DESCRIPTION (provided by applicant): IgA is the predominant immunoglobulin class synthesized in humans. The majority of IgA is synthesized by mucosa-associated lymphoid tissue. A normal mucosal IgA response is important for protection against invasion by bacteria and viruses via the airways and gastrointestinal tract. Selective IgA deficiency is the most common immunodeficiency affecting 1/300 to 1/700 individuals, approximately half of whom suffer from recurrent infections. The cause(s) of IgA deficiency is (are) unknown. APRIL and BAFF are related TNF family members expressed on dendritic cells (DCs) which share two receptors TACI and BCMA with BAFF having an additional receptor BAFF-R, all expressed on B cells. TACI-/- mice and APRIL-/- mice have selective IgA deficiency, whereas BAFF-/- and BAFF-R-/- virtually lack mature B cells. APRIL and BAFF induce IgA class switching in vitro. We postulate that APRIL/BAFF driven IgA switching may explain the normal serum IgA levels in CD40L and CD40 deficiencies. Our objective is to define the role of APRIL, BAFF and their receptors in the mucosal IgA antibody response and in human IgA deficiency. We will test the hypotheses: (Aim I) APRIL and BAFF cause IgA isotype switching in vitro via engagement of TACI; (Aim II) APRIL and BAFF are expressed by dendritic cells (DCs) and macrophages in intestinal and airway mucosa and mediate IgA switching in B cells cultured with intestinal DCs loaded with commensal bacteria. We will also test whether APRIL and BAFF play an important role in protection from invasion by intestinal bacteria, in the IgA antibody response to these bacteria and to mucosal immunization with antigen. We will investigate (Aim III) whether mutations in APRIL and TACI underlie cases of human IgA deficiency. The proposed studies are important for our understanding of the mucosal IgA response and for devising more effective oral vaccines. Identification of genes mutated in IgA deficient patients is critical for devising therapies that boost their IgA antibody response.

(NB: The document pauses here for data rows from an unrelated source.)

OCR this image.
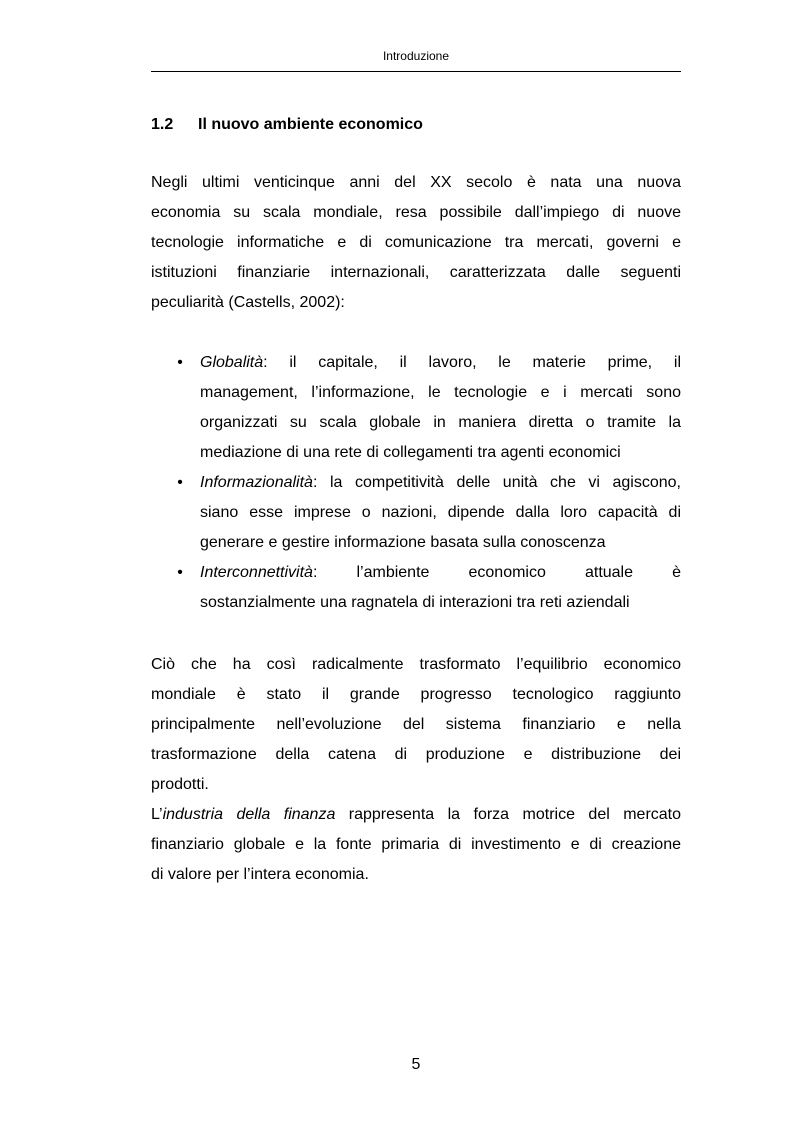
Introduzione
1.2 Il nuovo ambiente economico
Negli ultimi venticinque anni del XX secolo è nata una nuova
economia su scala mondiale, resa possibile dall’impiego di nuove
tecnologie informatiche e di comunicazione tra mercati, governi e
istituzioni finanziarie internazionali, caratterizzata dalle seguenti
peculiarità (Castells, 2002):
• Globalità: il capitale, il lavoro, le materie prime, il
management, l’informazione, le tecnologie e i mercati sono
organizzati su scala globale in maniera diretta o tramite la
mediazione di una rete di collegamenti tra agenti economici
• Informazionalità: la competitività delle unità che vi agiscono,
siano esse imprese o nazioni, dipende dalla loro capacità di
generare e gestire informazione basata sulla conoscenza
• Interconnettività: l’ambiente economico attuale è
sostanzialmente una ragnatela di interazioni tra reti aziendali
Ciò che ha così radicalmente trasformato l’equilibrio economico
mondiale è stato il grande progresso tecnologico raggiunto
principalmente nell’evoluzione del sistema finanziario e nella
trasformazione della catena di produzione e distribuzione dei
prodotti.
L’industria della finanza rappresenta la forza motrice del mercato
finanziario globale e la fonte primaria di investimento e di creazione
di valore per l’intera economia.
5
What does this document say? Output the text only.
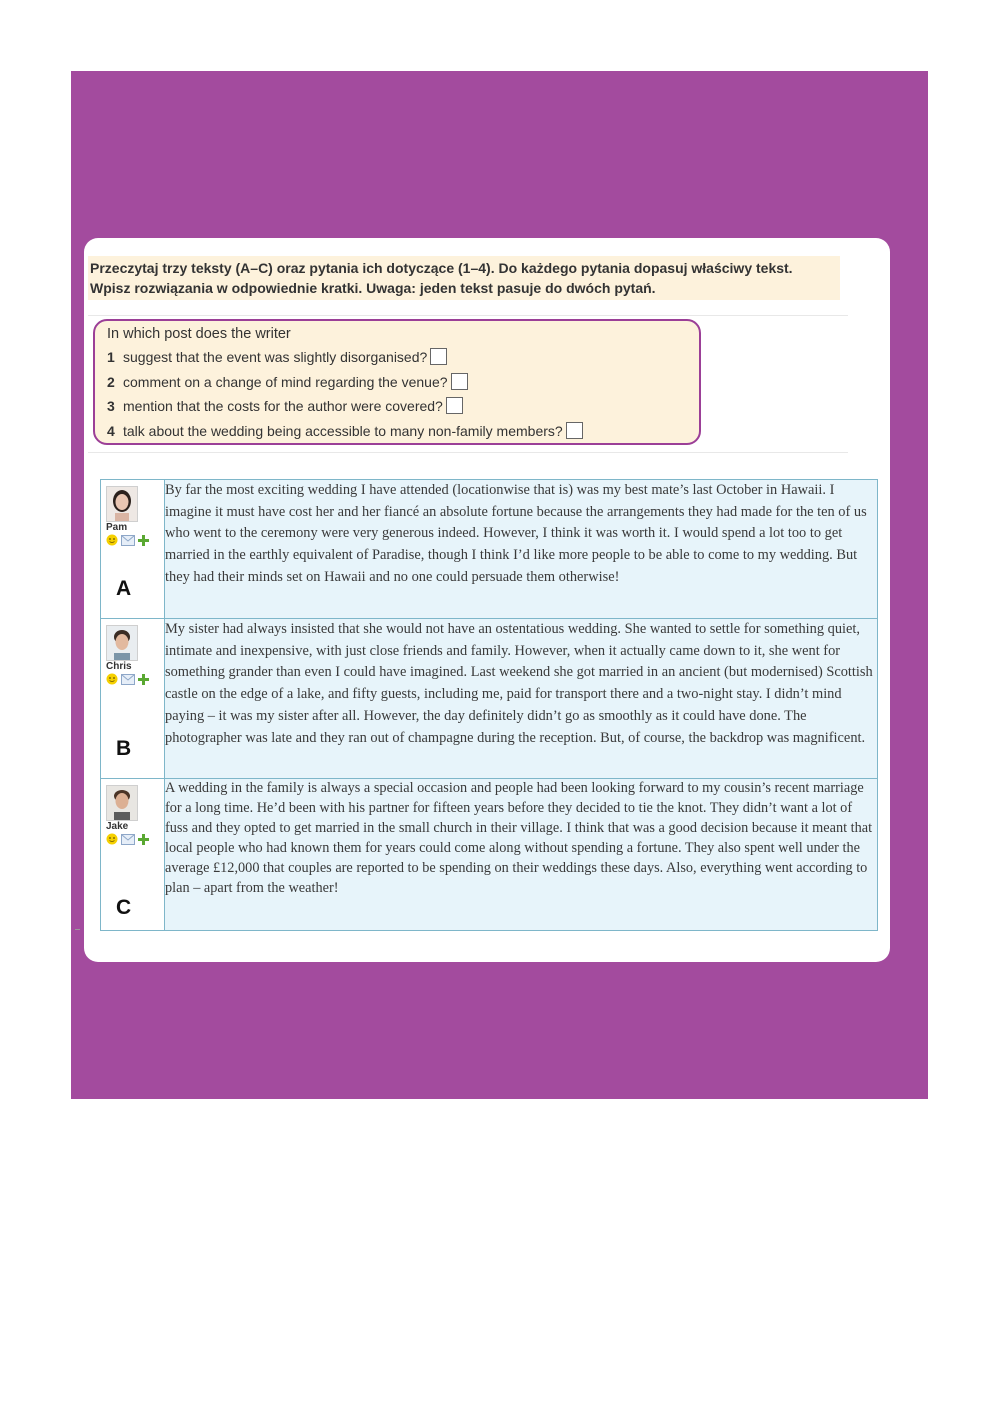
Przeczytaj trzy teksty (A–C) oraz pytania ich dotyczące (1–4). Do każdego pytania dopasuj właściwy tekst.
Wpisz rozwiązania w odpowiednie kratki. Uwaga: jeden tekst pasuje do dwóch pytań.
In which post does the writer
1 suggest that the event was slightly disorganised?
2 comment on a change of mind regarding the venue?
3 mention that the costs for the author were covered?
4 talk about the wedding being accessible to many non-family members?
Pam
A	By far the most exciting wedding I have attended (locationwise that is) was my best mate’s last October in Hawaii. I imagine it must have cost her and her fiancé an absolute fortune because the arrangements they had made for the ten of us who went to the ceremony were very generous indeed. However, I think it was worth it. I would spend a lot too to get married in the earthly equivalent of Paradise, though I think I’d like more people to be able to come to my wedding. But they had their minds set on Hawaii and no one could persuade them otherwise!

Chris
B	My sister had always insisted that she would not have an ostentatious wedding. She wanted to settle for something quiet, intimate and inexpensive, with just close friends and family. However, when it actually came down to it, she went for something grander than even I could have imagined. Last weekend she got married in an ancient (but modernised) Scottish castle on the edge of a lake, and fifty guests, including me, paid for transport there and a two-night stay. I didn’t mind paying – it was my sister after all. However, the day definitely didn’t go as smoothly as it could have done. The photographer was late and they ran out of champagne during the reception. But, of course, the backdrop was magnificent.

Jake
C	A wedding in the family is always a special occasion and people had been looking forward to my cousin’s recent marriage for a long time. He’d been with his partner for fifteen years before they decided to tie the knot. They didn’t want a lot of fuss and they opted to get married in the small church in their village. I think that was a good decision because it meant that local people who had known them for years could come along without spending a fortune. They also spent well under the average £12,000 that couples are reported to be spending on their weddings these days. Also, everything went according to plan – apart from the weather!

描述（由申请人提供）： IgA 是人类合成的主要免疫球蛋白类别。大部分 IgA 由粘膜相关淋巴组织合成。正常的粘膜 IgA 反应对于防止细菌和病毒通过气道和胃肠道入侵非常重要。选择性 IgA 缺陷是最常见的免疫缺陷，影响 1/300 至 1/700 的个体，其中大约一半患有复发性感染。 IgA 缺乏症的原因尚不清楚。 APRIL 和 BAFF 是在树突状细胞 (DC) 上表达的相关 TNF 家族成员，它们共享两个受体 TACI 和 BCMA，而 BAFF 具有一个额外的受体 BAFF-R，均在 B 细胞上表达。 TACI-/- 小鼠和 APRIL-/- 小鼠具有选择性 IgA 缺陷，而 BAFF-/- 和 BAFF-R-/- 实际上缺乏成熟 B 细胞。 APRIL 和 BAFF 在体外诱导 IgA 类别转换。我们假设 APRIL/BAFF 驱动的 IgA 转换可以解释 CD40L 和 CD40 缺陷的正常血清 IgA 水平。 我们的目标是确定 APRIL、BAFF 及其受体在粘膜 IgA 抗体反应和人类 IgA 缺乏中的作用。我们将测试以下假设：（目标 I）APRIL 和 BAFF 通过 TACI 的参与在体外引起 IgA 同型转换； （目标 II）APRIL 和 BAFF 由肠道和气道粘膜中的树突状细胞 (DC) 和巨噬细胞表达，并介导与负载共生细菌的肠道 DC 培养的 B 细胞中的 IgA 转换。我们还将测试 APRIL 和 BAFF 是否在防止肠道细菌入侵、IgA 抗体对这些细菌的反应以及抗原粘膜免疫中发挥重要作用。我们将调查（目标 III）APRIL 和 TACI 的突变是否是人类 IgA 缺乏病例的基础。拟议的研究对于我们了解粘膜 IgA 反应和设计更有效的口服疫苗非常重要。鉴定 IgA 缺陷患者的突变基因对于设计增强 IgA 抗体反应的疗法至关重要。